Les Gabonais élisent leur président après 19 mois de régime militaire

Les Gabonais votent samedi pour élire leur président, après 19 mois de régime de transition porté par Brice Clotaire Oligui Nguema, ancien chef de la garde républicaine et meneur du putsch d'août 2023 contre la dynastie Bongo, qui a quitté son uniforme pour briguer un mandat de sept ans.

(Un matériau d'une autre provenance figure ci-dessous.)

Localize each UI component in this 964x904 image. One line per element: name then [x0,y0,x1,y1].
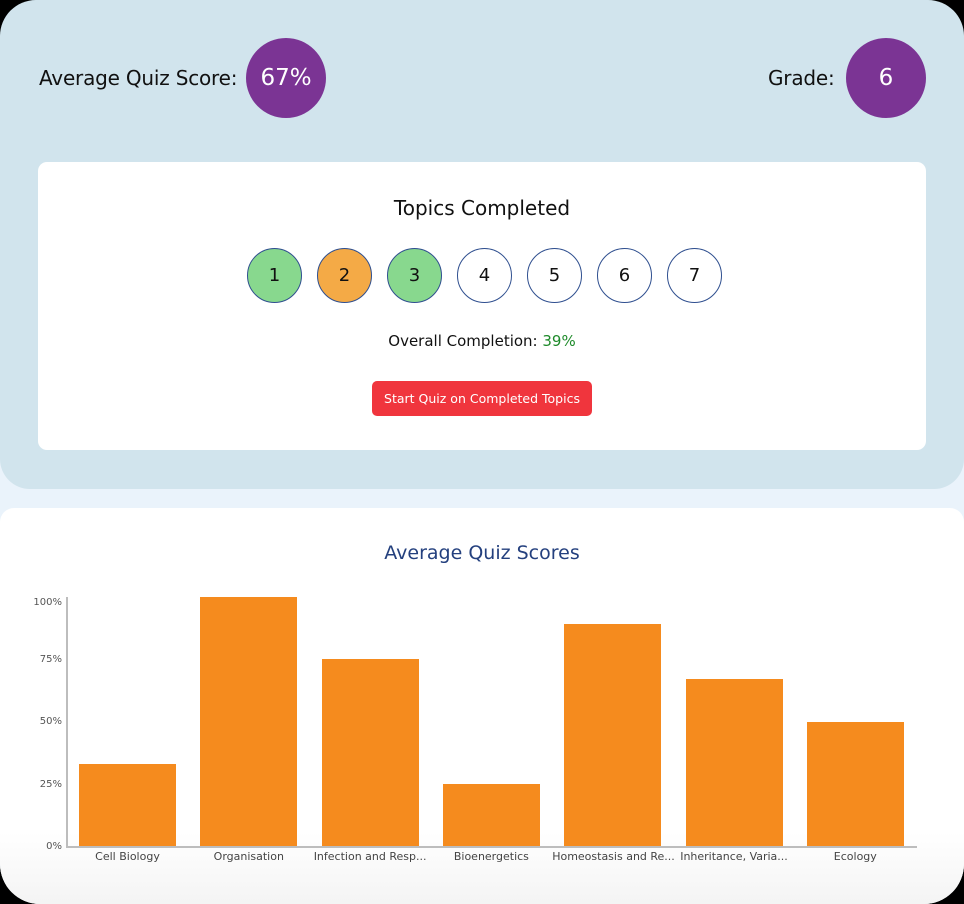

Omniprésent sur les panneaux d'affichage, dans les médias et sur les réseaux sociaux, le "président candidat" a largement dominé la brève campagne électorale face à sept concurrents quasiment invisibles, dont le dernier Premier ministre d'Ali Bongo (2009-2023), Alain-Claude Bilie By Nze.
Le nouvel homme fort du Gabon s'est prédit une "victoire historique", qui doit marquer le retour à l'ordre constitutionnel dans ce pays riche en pétrole mais économiquement exsangue après des décennies de gabegie, de pillage et de gaspillage sous le régime de la famille Bongo.
Chômage, pannes d'électricité, coupures d'eau, routes dégradées, transports publics insuffisants, manque d'écoles, hôpitaux défaillants... les défis sont nombreux et les attentes des 2,3 millions d'habitants très élevées.
Quelque 920.000 électeurs sont attendus entre 07H00 (06H00 GMT) et 18H00 (17H00 GMT) dans 3.037 bureaux de vote pour ce scrutin à l'origine annoncé pour le mois d'août et finalement anticipé. Le régime de transition ayant opté pour un calendrier resserré, la campagne électorale n'a duré que 13 jours.
Une cinquantaine de missions d'observation regroupant environ 2.450 personnes ont été accréditées par les autorités, qui ont promis un scrutin "libre et transparent". Les résultats pourraient être publiés dès lundi, selon des sources au ministère de l'Intérieur.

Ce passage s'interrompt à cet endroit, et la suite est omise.